Combination treatment may be well-suited for patients with COVID-19 because remdesivir is a direct-acting antiviral drug, whereas baricitinib is an anti-inflammatory.
A clinical trial analyzing data from patients hospitalized with coronavirus disease 2019 (COVID-19) at University of Texas Health San Antonio and University Health demonstrated that the combination treatment of baricitinib and remdesivir was able to reduce patients’ recovery time, according to a study published in the New England Journal of Medicine.
During the Adaptive COVID-19 Treatment Trial (ACTT) 2, researchers assessed the response of hospitalized patients with COVID-19 to the combination treatment of baricitinib and remdesivir compared with remdesivir and an inactive placebo.
When given the combination treatment, patients on high oxygen by nasal canula or wearing a mask for breathing assistance when enrolled in the study had a recovery time of 10 days, whereas patients on remdesivir and the placebo had a recovery time of 18 days.
Significantly, the researchers also observed a difference in patient survival rates among the different treatment groups. In the combination treatment group, the 28-day death rate was 5.1%, whereas the rate was 7.8% in the remdesivir and placebo group.

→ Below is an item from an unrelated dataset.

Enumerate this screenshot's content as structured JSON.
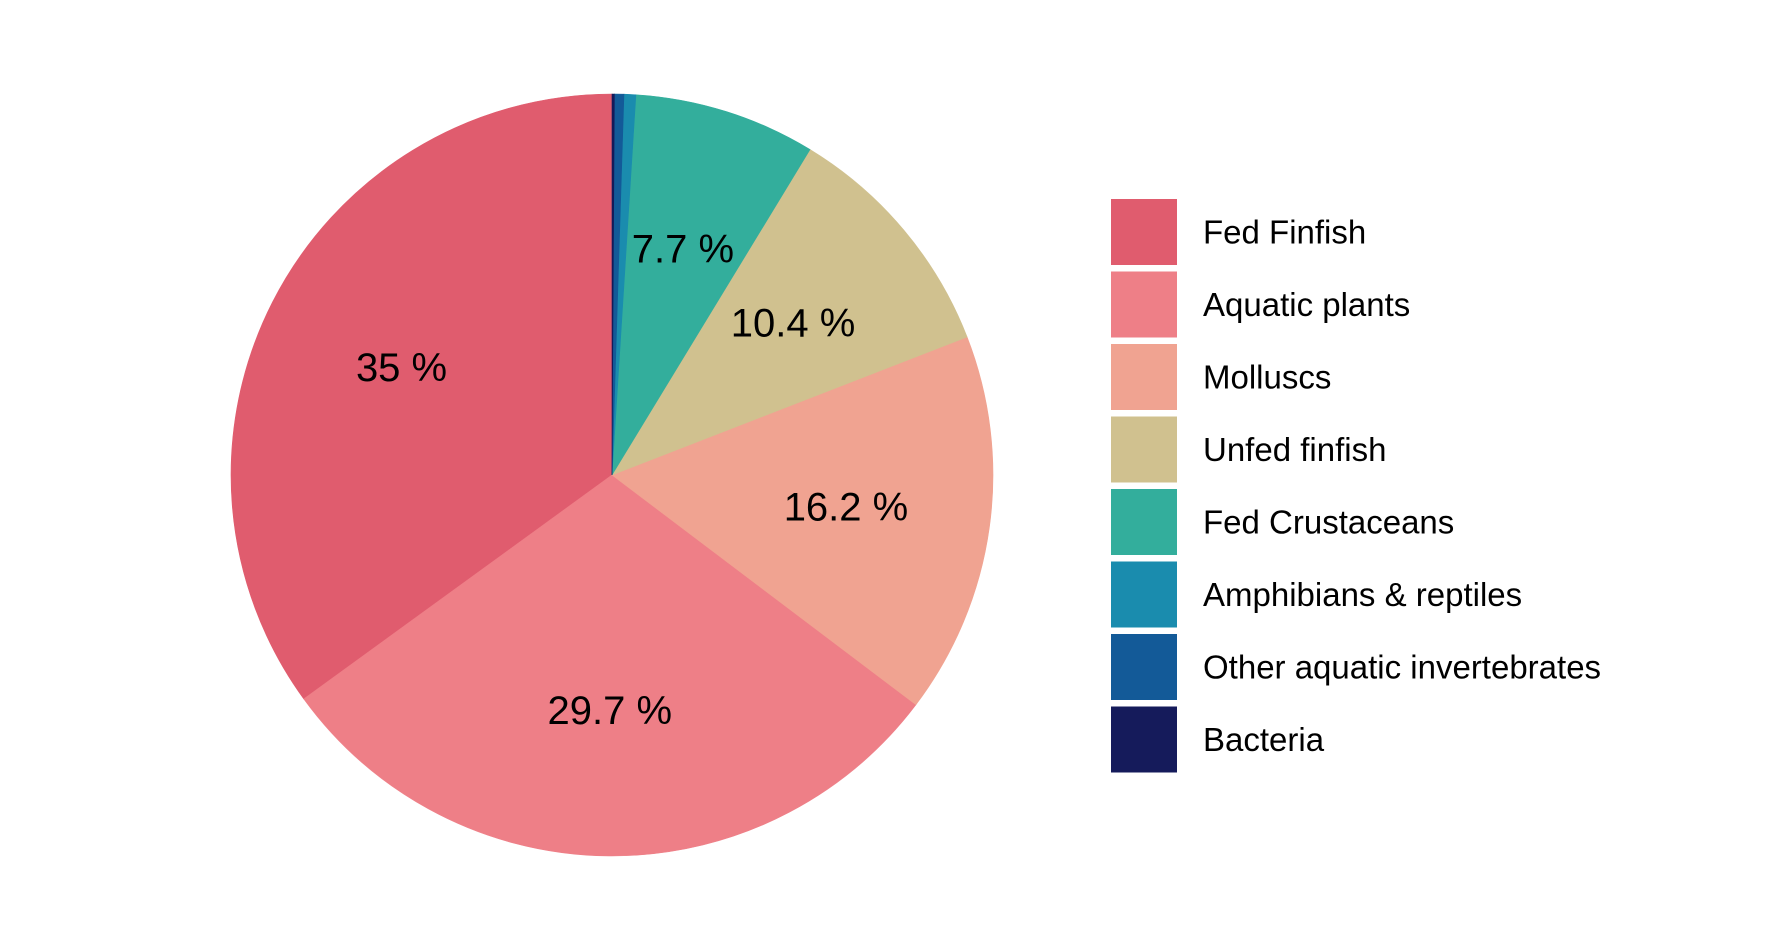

"We are making progress in the treatment of COVID-19," said principal investigator Thomas Patterson, MD, professor and chief of infectious diseases in the Joe R. and Teresa Lozano Long School of Medicine at UT Health San Antonio, in a press release. "Remdesivir markedly improved recovery of critically ill patients in the first ACTT study, and baricitinib further helped patients in this second study."
Additionally, Patterson noted that the combination treatment may be well-suited together for patients with COVID-19 because remdesivir is a direct-acting antiviral drug, whereas baricitinib is an anti-inflammatory.

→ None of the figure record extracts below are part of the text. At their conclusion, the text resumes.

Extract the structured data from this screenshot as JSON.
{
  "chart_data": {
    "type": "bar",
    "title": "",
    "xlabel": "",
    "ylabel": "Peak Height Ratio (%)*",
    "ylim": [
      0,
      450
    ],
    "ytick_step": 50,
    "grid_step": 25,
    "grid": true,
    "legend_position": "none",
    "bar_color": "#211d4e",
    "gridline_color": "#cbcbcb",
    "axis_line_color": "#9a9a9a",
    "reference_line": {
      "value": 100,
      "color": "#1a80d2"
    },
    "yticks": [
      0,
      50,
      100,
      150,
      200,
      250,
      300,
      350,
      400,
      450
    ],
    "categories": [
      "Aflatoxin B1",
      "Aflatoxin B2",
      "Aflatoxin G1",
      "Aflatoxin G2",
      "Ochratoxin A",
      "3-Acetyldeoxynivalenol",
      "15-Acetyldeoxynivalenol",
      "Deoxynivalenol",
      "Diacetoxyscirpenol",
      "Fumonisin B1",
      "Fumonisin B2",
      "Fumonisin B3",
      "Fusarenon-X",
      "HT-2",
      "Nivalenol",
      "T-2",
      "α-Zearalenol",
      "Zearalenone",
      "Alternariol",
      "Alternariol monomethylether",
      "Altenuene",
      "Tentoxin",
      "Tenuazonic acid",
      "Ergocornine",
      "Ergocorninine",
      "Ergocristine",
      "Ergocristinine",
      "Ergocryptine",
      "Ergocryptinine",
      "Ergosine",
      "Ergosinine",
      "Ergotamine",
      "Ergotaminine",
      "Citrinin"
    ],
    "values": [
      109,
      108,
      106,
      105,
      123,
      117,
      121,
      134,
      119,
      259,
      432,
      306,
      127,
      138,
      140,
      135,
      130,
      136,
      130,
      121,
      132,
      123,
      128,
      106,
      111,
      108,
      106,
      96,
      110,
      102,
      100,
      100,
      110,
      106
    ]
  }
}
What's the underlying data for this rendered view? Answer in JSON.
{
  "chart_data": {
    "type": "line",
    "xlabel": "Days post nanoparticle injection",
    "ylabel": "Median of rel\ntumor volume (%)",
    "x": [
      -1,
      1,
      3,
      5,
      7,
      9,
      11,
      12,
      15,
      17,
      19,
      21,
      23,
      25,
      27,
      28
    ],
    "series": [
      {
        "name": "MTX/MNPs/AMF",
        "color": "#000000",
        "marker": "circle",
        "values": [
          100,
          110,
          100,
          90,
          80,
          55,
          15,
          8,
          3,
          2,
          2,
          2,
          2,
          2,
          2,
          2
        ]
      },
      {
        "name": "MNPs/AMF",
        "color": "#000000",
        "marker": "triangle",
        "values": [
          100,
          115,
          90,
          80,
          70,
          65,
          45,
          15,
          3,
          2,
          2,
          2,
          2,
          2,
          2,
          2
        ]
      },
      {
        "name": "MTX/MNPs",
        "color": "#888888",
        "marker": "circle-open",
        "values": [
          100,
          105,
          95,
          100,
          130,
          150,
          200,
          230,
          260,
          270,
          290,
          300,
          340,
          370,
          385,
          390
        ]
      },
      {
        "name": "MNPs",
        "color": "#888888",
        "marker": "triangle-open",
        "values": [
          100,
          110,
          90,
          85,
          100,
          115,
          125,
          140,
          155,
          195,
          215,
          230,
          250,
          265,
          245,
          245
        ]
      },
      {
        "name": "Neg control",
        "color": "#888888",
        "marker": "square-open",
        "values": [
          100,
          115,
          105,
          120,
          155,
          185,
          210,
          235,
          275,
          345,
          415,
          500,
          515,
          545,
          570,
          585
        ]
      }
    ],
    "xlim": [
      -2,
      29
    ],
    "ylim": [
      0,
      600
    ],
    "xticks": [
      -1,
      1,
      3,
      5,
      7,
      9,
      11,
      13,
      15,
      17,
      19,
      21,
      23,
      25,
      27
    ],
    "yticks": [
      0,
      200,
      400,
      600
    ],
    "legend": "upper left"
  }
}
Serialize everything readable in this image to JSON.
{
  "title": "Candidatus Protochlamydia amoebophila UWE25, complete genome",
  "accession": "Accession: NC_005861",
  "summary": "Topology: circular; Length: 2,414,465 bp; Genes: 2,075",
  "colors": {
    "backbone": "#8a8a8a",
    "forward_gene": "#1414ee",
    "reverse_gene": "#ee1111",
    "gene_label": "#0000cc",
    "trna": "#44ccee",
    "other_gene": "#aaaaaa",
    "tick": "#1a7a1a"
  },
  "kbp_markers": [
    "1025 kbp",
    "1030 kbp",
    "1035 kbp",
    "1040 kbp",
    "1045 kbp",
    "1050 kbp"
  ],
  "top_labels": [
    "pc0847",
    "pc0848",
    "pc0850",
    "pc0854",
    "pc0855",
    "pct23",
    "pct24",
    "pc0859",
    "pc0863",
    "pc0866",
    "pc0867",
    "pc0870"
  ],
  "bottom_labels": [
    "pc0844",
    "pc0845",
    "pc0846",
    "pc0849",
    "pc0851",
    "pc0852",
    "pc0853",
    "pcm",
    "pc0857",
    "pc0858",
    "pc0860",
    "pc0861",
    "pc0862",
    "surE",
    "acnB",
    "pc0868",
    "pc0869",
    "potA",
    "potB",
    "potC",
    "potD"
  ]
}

"I think this combination is good for a couple of reasons," Patterson said in the press release. "Baricitinib, as opposed to other anti-inflammatory drugs, has activity itself against the virus. Second, it is a pretty specific inhibitor of the inflammation."

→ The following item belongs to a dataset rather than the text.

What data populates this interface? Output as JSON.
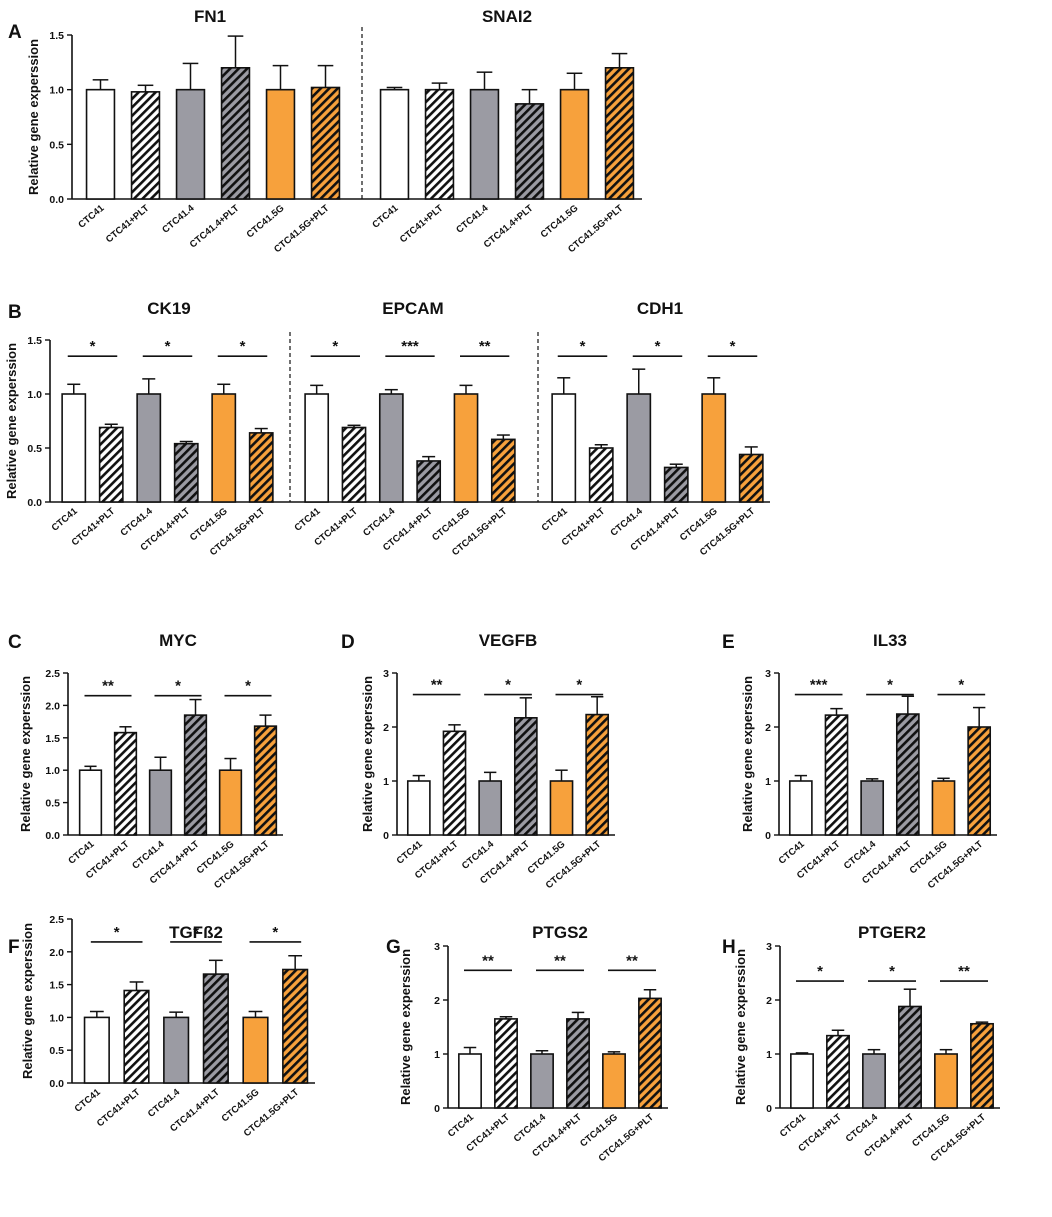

Although baricitinib has been approved for treatment of rheumatoid arthritis, the FDA issued an emergency use authorization in November 2020 for baricitinib to be used in combination with remdesivir in treating suspected or laboratory-confirmed COVID-19 cases among hospitalized adult and pediatric patients 2 years or older who require supplemental oxygen, invasive mechanical ventilation, or extracorporeal membrane oxygenation.
"We do these clinical trials to accomplish a goal, and that is to save lives," Patterson said in the press release. "At the beginning of the pandemic, we were losing a lot of patients who we are now saving, so we are getting closer to our goal."
New England Journal of Medicine publishes COVID-19 treatment trial results. San Antonio, TX: University of Texas Health Science Center at San Antonio; January 14, 2020. eurekalert.org/pub_releases/2021-01/uoth-ne011421.php. Accessed January 19, 2020.